I support an incremental plan rather than a complete switch-over in healthcare plans because I am concerned that single-payer, while much more mainstream an idea than ever before, is still too radical a change too fast for many Americans. If Democrats ran the table and won the White House and control of the Senate in 2020 (retaining their current control of the House) the new President would still need to use an enormous amount of political capital in order to leverage such a change. Recent polls show that as many as 70% of Americans support M4A, though support drops quite a bit in the face of higher taxes to pay for the plan.

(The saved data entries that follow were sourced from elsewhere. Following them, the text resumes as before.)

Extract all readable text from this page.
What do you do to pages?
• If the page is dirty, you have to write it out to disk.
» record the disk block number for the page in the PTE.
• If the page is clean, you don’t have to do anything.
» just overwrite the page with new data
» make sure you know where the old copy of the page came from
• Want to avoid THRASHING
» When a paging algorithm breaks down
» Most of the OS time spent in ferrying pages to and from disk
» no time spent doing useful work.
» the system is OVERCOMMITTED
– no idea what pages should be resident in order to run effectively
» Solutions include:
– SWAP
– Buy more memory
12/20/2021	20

The experience of watching Donald Trump and his henchmen in the GOP wrench healthcare coverage away from millions woke a lot of Americans up to the need for protection and improvement of the ACA. When the repeal of Obamacare seemed almost certain they showed up at Town Hall meetings and the office of their representatives in Congress and let their feelings be known. That alone wouldn’t be enough to sway legislators but it definitely made enough of a difference to sway a few crucial votes. Now Americans identify healthcare as the number one issue going into 2020, but with all the different flavors of healthcare plans floated by presidential candidates, many are unsure of what idea seems best. Most Americans don’t want Congress to make another massive change in healthcare, preferring instead action that protects pre-existing conditions and brings down the cost of prescription medication.
The main thing to remember is that whatever we do, we can’t be allowed to return to the days of denial of coverage for pre-existing conditions, plans that cost more than the average worker can afford with no tax offset or other assistance, and the threat of bankruptcy for those who find themselves requiring medical care or hospitalization.
Today freelance and gig workers have more options for healthcare coverage, though for many the costs are still too high and the choice of doctors and hospitals may leave something to be desired. I don’t want to go back to being un-insurable, and if you are part of the rising tide of self-employed or contract workers, neither should you.